Dunno much about it but It appears it was in the direct fall out zone of the Chernobyl disaster. I'm in  ::

----------


## Lampada

http://www.gorod.gomel.by/page.aspx?module=album  http://info.gomel.by/map.php?wh2find=map 
А почему Гомель?

----------


## ReDDeViL

> http://www.gorod.gomel.by/page.aspx?module=album  http://info.gomel.by/map.php?wh2find=map 
> А почему Гомель?

 It's private...   ::   
Thanks for the links  ::

----------


## TATY

> Originally Posted by Lampada  http://www.gorod.gomel.by/page.aspx?module=album  http://info.gomel.by/map.php?wh2find=map 
> А почему Гомель?   It's private...    
> Thanks for the links

 Not going to see some Russian girl who is gonna steal all your money?

----------


## Бармалей

> Not going to see some Russian girl who is gonna steal all your money?

 At first, I just kind of brushed aside this comment as being brash and rude; then I thought about it again, and quite frankly, he's right. It's nobody's damn business why you are going, but if it involves some foreign chick you'd be well-advised to consider the trillions of people who have posted on the internet about how they are going to meet some gal in the former USSR, among other places. Guess what? About 1 in 2553566363 actually finds a legit partner, and the others find someone who rips them off. You may find yourself drugged, you may find yourself confronted with a really big guy named Sergei who will rip your head off -- either way you'll end up with an empty wallet. 
So you may not be going to see some Russian girl (maybe she's BELO-russian  ::  ); I certainly hope not. And like I said, who knows what you're doing -- it's really nobody else's business. Just keep this in mind. In any case, if you do go, no matter what reason, good luck and try to keep safe -- joining anti-Lukashenka protests isn't recommended...

----------


## kalinka_vinnie

Do it anyway! Don't listen to these pessimists! 
1 to 2553566363 is good odds! Hey Barmaley, I put 1 buck on that it will be a legit partner. If I win you pay me 2553566363 bucks right?   ::

----------


## Бармалей

> Do it anyway! Don't listen to these pessimists! 
> 1 to 2553566363 is good odds! Hey Barmaley, I put 1 buck on that it will be a legit partner. If I win you pay me 2553566363 bucks right?
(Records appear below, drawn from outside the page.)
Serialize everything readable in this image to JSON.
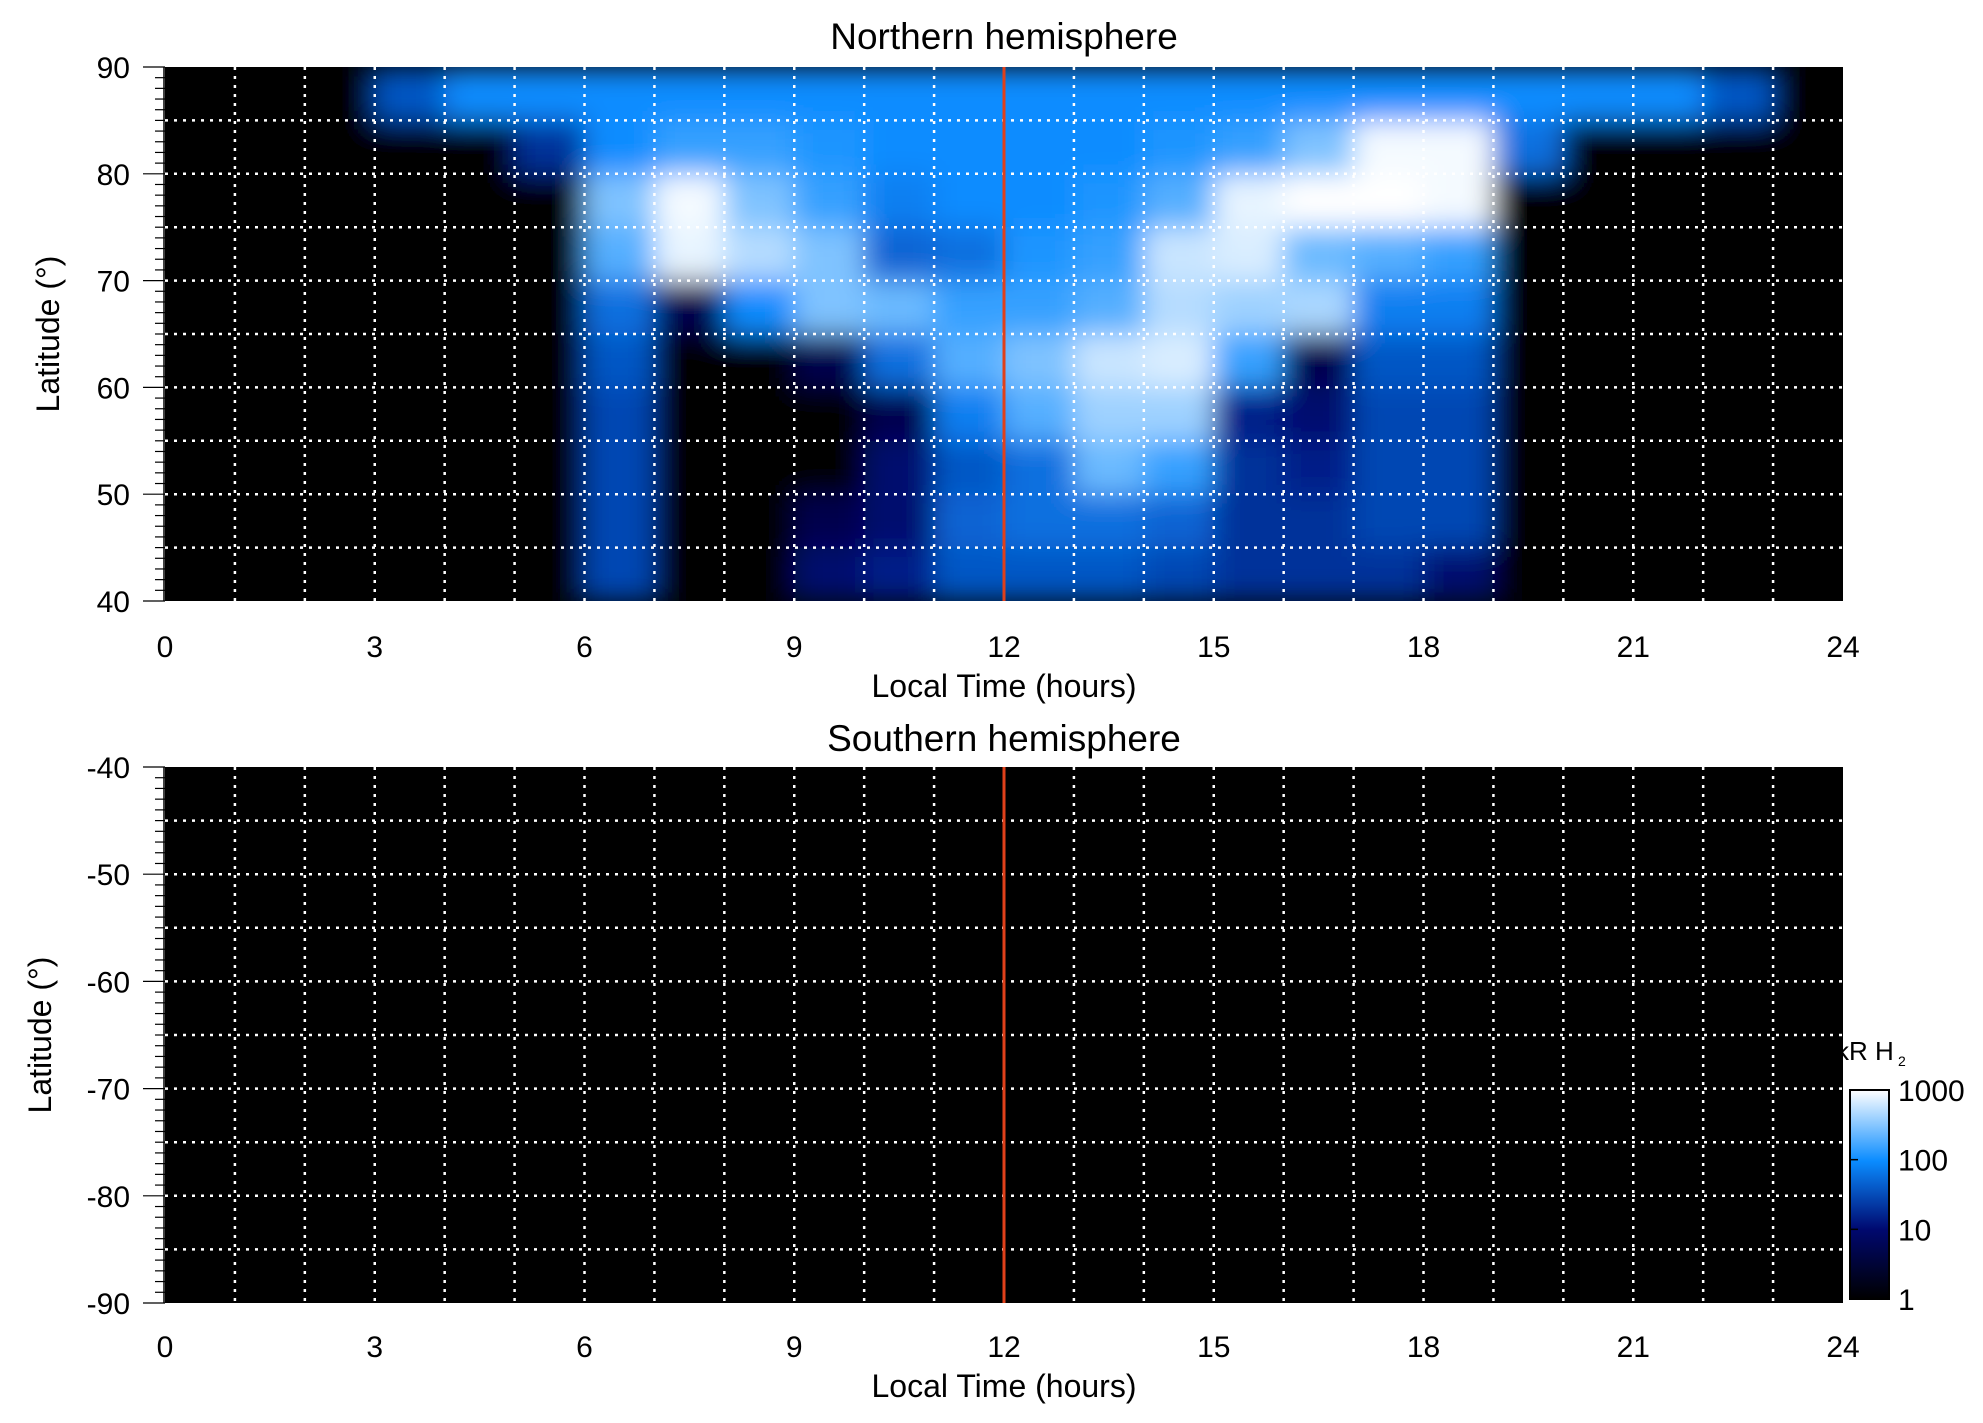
{
  "chart_data": [
    {
      "type": "heatmap",
      "title": "Northern hemisphere",
      "xlabel": "Local Time (hours)",
      "ylabel": "Latitude (°)",
      "xlim": [
        0,
        24
      ],
      "ylim": [
        40,
        90
      ],
      "xticks": [
        "0",
        "3",
        "6",
        "9",
        "12",
        "15",
        "18",
        "21",
        "24"
      ],
      "yticks": [
        "40",
        "50",
        "60",
        "70",
        "80",
        "90"
      ],
      "ytick_values": [
        40,
        50,
        60,
        70,
        80,
        90
      ],
      "grid": true,
      "marker_line": {
        "x": 12,
        "color": "#e0401a"
      },
      "x_bin_hours": [
        0,
        1,
        2,
        3,
        4,
        5,
        6,
        7,
        8,
        9,
        10,
        11,
        12,
        13,
        14,
        15,
        16,
        17,
        18,
        19,
        20,
        21,
        22,
        23
      ],
      "lat_bin_centers": [
        87.5,
        82.5,
        77.5,
        72.5,
        67.5,
        62.5,
        57.5,
        52.5,
        47.5,
        42.5
      ],
      "values_kR": [
        [
          0,
          0,
          1,
          40,
          100,
          100,
          100,
          100,
          100,
          100,
          100,
          100,
          100,
          100,
          100,
          100,
          100,
          100,
          100,
          100,
          100,
          100,
          40,
          1
        ],
        [
          0,
          0,
          0,
          0,
          0,
          20,
          100,
          150,
          150,
          120,
          100,
          100,
          100,
          100,
          120,
          150,
          300,
          900,
          900,
          60,
          0,
          0,
          0,
          0
        ],
        [
          0,
          0,
          0,
          0,
          0,
          0,
          300,
          900,
          300,
          150,
          80,
          100,
          100,
          120,
          200,
          800,
          1000,
          1000,
          900,
          0,
          0,
          0,
          0,
          0
        ],
        [
          0,
          0,
          0,
          0,
          0,
          0,
          200,
          800,
          500,
          300,
          50,
          60,
          120,
          150,
          600,
          700,
          250,
          200,
          150,
          0,
          0,
          0,
          0,
          0
        ],
        [
          0,
          0,
          0,
          0,
          0,
          0,
          60,
          5,
          100,
          300,
          250,
          150,
          150,
          200,
          500,
          400,
          450,
          80,
          80,
          0,
          0,
          0,
          0,
          0
        ],
        [
          0,
          0,
          0,
          0,
          0,
          0,
          40,
          0,
          0,
          5,
          60,
          200,
          300,
          600,
          700,
          150,
          5,
          40,
          40,
          0,
          0,
          0,
          0,
          0
        ],
        [
          0,
          0,
          0,
          0,
          0,
          0,
          30,
          0,
          0,
          0,
          5,
          80,
          200,
          400,
          400,
          15,
          10,
          30,
          30,
          0,
          0,
          0,
          0,
          0
        ],
        [
          0,
          0,
          0,
          0,
          0,
          0,
          30,
          0,
          0,
          0,
          10,
          40,
          60,
          250,
          150,
          20,
          15,
          30,
          30,
          0,
          0,
          0,
          0,
          0
        ],
        [
          0,
          0,
          0,
          0,
          0,
          0,
          30,
          0,
          0,
          5,
          10,
          50,
          60,
          60,
          50,
          20,
          20,
          30,
          30,
          0,
          0,
          0,
          0,
          0
        ],
        [
          0,
          0,
          0,
          0,
          0,
          0,
          30,
          0,
          0,
          10,
          15,
          40,
          40,
          40,
          30,
          20,
          20,
          20,
          10,
          0,
          0,
          0,
          0,
          0
        ]
      ]
    },
    {
      "type": "heatmap",
      "title": "Southern hemisphere",
      "xlabel": "Local Time (hours)",
      "ylabel": "Latitude (°)",
      "xlim": [
        0,
        24
      ],
      "ylim": [
        -90,
        -40
      ],
      "xticks": [
        "0",
        "3",
        "6",
        "9",
        "12",
        "15",
        "18",
        "21",
        "24"
      ],
      "yticks": [
        "-40",
        "-50",
        "-60",
        "-70",
        "-80",
        "-90"
      ],
      "ytick_values": [
        -40,
        -50,
        -60,
        -70,
        -80,
        -90
      ],
      "grid": true,
      "marker_line": {
        "x": 12,
        "color": "#e0401a"
      },
      "values_kR": []
    }
  ],
  "colorbar": {
    "label": "kR H",
    "label_sub": "2",
    "scale": "log",
    "range": [
      1,
      1000
    ],
    "ticks": [
      "1",
      "10",
      "100",
      "1000"
    ],
    "tick_values": [
      1,
      10,
      100,
      1000
    ],
    "colors": [
      "#000000",
      "#00086e",
      "#0a8cff",
      "#ffffff"
    ]
  }
}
 Bah. That only works in Vegas. In this case I'd only pay 356899:1 -- I can't afford that kind of money! 
Of course, accepting your bet is contingent upon you paying for his airfare home when he's busted in Gomel by said Sergei -- if it happens of course...

----------


## JKDMan

> I know it is not a Russian city but I would like to get information about this city.. Is Gomel worth a visit?

 I hope you took the trip. I had a great time in Minsk, Belarus last year.

----------